On prend les mêmes, et on recommence. Profitant de l’ouverture laissée béante par le final du premier opus, Kick-Ass 2 s’inscrit dans sa directe continuité. Le dérangé Chris D'Amico / Red Mist, traumatisé par la mort violente de son paternel, devient donc le Motherfucker, un super-guignol dont le pouvoir se limite à bénéficier d’un compte en banque maousse-costaud. Il n’en fallait pas plus pour rallier à sa cause une bande de tarés costumés, qui vont mettre à mal le pauvre Kick Ass et sa bande de geeks crétins. Seule Hit Girl, malheureusement rangée des affaires, semble désormais pouvoir aider le groupe à se dresser en barrage à l’épidémie maléfique qui gangrène les rues. Rien de bien neuf sous le soleil. Kick-Ass 2 reproduit une formule bien connue, empilant les frasques de ratés en pyjamas fluo persuadés d’être investis d’une mission quasi-évangélique. Mais force est de constater que Jeff Wadlow s’en donne à cœur joie dans la caricature. Les nouveaux protagonistes sont grotesques au possible – Night Bitch, Insect-Man – et renforcent le côté décalé d’une franchise qui s’inscrit volontairement dans un registre Z friqué.

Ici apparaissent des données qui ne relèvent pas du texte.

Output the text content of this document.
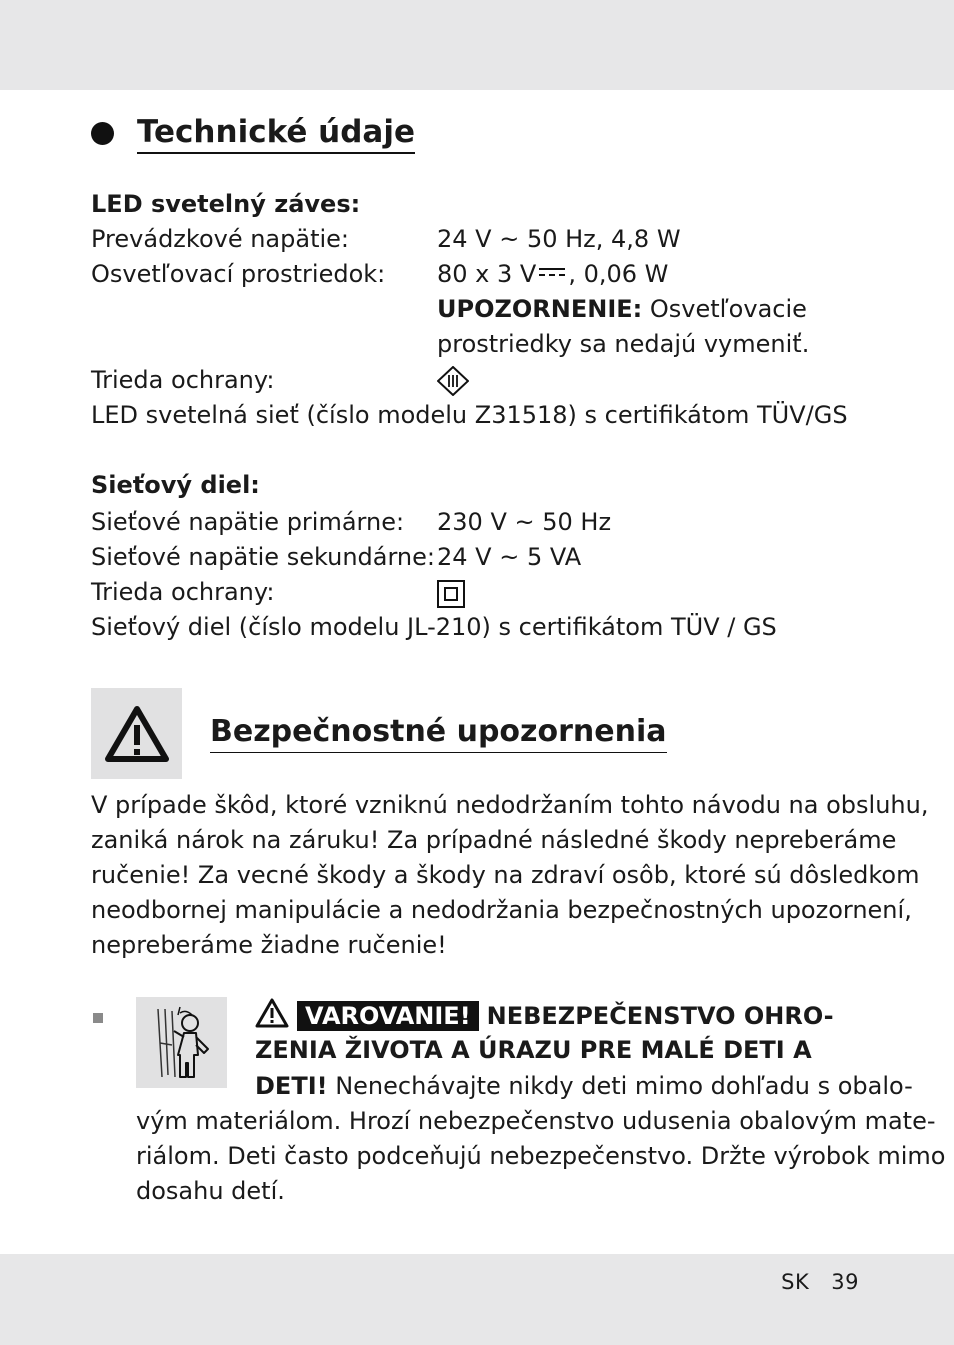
Technické údaje
LED svetelný záves:
Prevádzkové napätie:	24 V ~ 50 Hz, 4,8 W
Osvetľovací prostriedok: 80 x 3 V , 0,06 W
UPOZORNENIE: Osvetľovacie
prostriedky sa nedajú vymeniť.
Trieda ochrany:
LED svetelná sieť (číslo modelu Z31518) s certifikátom TÜV/GS
Sieťový diel:
Sieťové napätie primárne: 230 V ~ 50 Hz
Sieťové napätie sekundárne: 24 V ~ 5 VA
Trieda ochrany:
Sieťový diel (číslo modelu JL-210) s certifikátom TÜV / GS
Bezpečnostné upozornenia
V prípade škôd, ktoré vzniknú nedodržaním tohto návodu na obsluhu,
zaniká nárok na záruku! Za prípadné následné škody nepreberáme
ručenie! Za vecné škody a škody na zdraví osôb, ktoré sú dôsledkom
neodbornej manipulácie a nedodržania bezpečnostných upozornení,
nepreberáme žiadne ručenie!
VAROVANIE! NEBEZPEČENSTVO OHRO-
ZENIA ŽIVOTA A ÚRAZU PRE MALÉ DETI A
DETI! Nenechávajte nikdy deti mimo dohľadu s obalo-
vým materiálom. Hrozí nebezpečenstvo udusenia obalovým mate-
riálom. Deti často podceňujú nebezpečenstvo. Držte výrobok mimo
dosahu detí.
SK 39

Piétinant une nouvelle fois la bonne morale, Kick-Ass 2 pulvérise toute notion de  bon goût en s’affranchissant d’une impressionnante palanquée de séquences politiquement incorrectes. Parfois jusqu’à l’overdose.

 

 

Kick-Ass 2 est un film de nerd. Pétaradant, furieusement second degré, le métrage de Wadlow parvient à ce titre à livrer son lot de séquences décérébrés et bourrées de répliques croustillantes souvent hilarantes. Le cinéaste n’évite pourtant pas le piège de la surenchère gratuite et inutile, rompant occasionnellement le précaire équilibre gore / fun du précédent opus. Virant parfois scato – ? – et imposant la violence en élément récurrent, Kick-Ass 2 pousse en effet le bouchon aussi loin que possible. Probablement afin de compenser les faiblesses d’un scénario qui tourne plus ou moins en rond et peine véritablement à développer ses personnages, dont Kick Ass lui-même. La plupart des nouveaux intervenants n’imposent leur singularité que par la nullité de leur défroque – Jim Carrey, transparent –, Wadlow tentant de compenser en déroulant dès que l’occasion se présente les tourments d’une Hit Girl catapultée protagoniste central du métrage. Rien de bien passionnant néanmoins, les errements adolescents de la petite teigne offrants tout juste au cinéaste un prétexte pour imposer une fausse morale usitée jusqu’à la moelle – « restez vous-mêmes », merci pour le message –.

 

 

Chloë Grace Moretz s'avère cependant impeccable dans ses bottes. A l’image de ses compagnons de scène. Côté casting, Kick-Ass 2 opère en effet un parfait sans-fautes. Si Aaron Taylor-Johnson compose un super-zéro bien interprété mais malheureusement un brin trop lisse, Christopher Mintz-Plasse trouve dans le Motherfucker un méchant parfaitement calibré à son involontaire trombine d’éternel looser. Même constat en ce qui concerne l’emballage. Kick-Ass 2 est une grosse machine bien huilée, et reste à ce titre habillement shooté. Jeff Wadlow se limite certes à un honnête copycat et réplique presque point par point le style du premier film, mais livre un travail débordant de bastonnades agréables rythmées au millimètre près, dont une séquence finale plutôt bandante.

 

 

Kick-Ass 2 est un correct plaisir régressif. Poilant aux entournures, le film ne parvient pourtant pas à sortir de l’ombre de son ainé, et ce malgré les très bonnes prestations de son trio d’acteurs. Le métrage se veut particulièrement généreux, mais aurait gagné à s’épauler d’un scénario plus travaillé ainsi que d’une personnalité propre.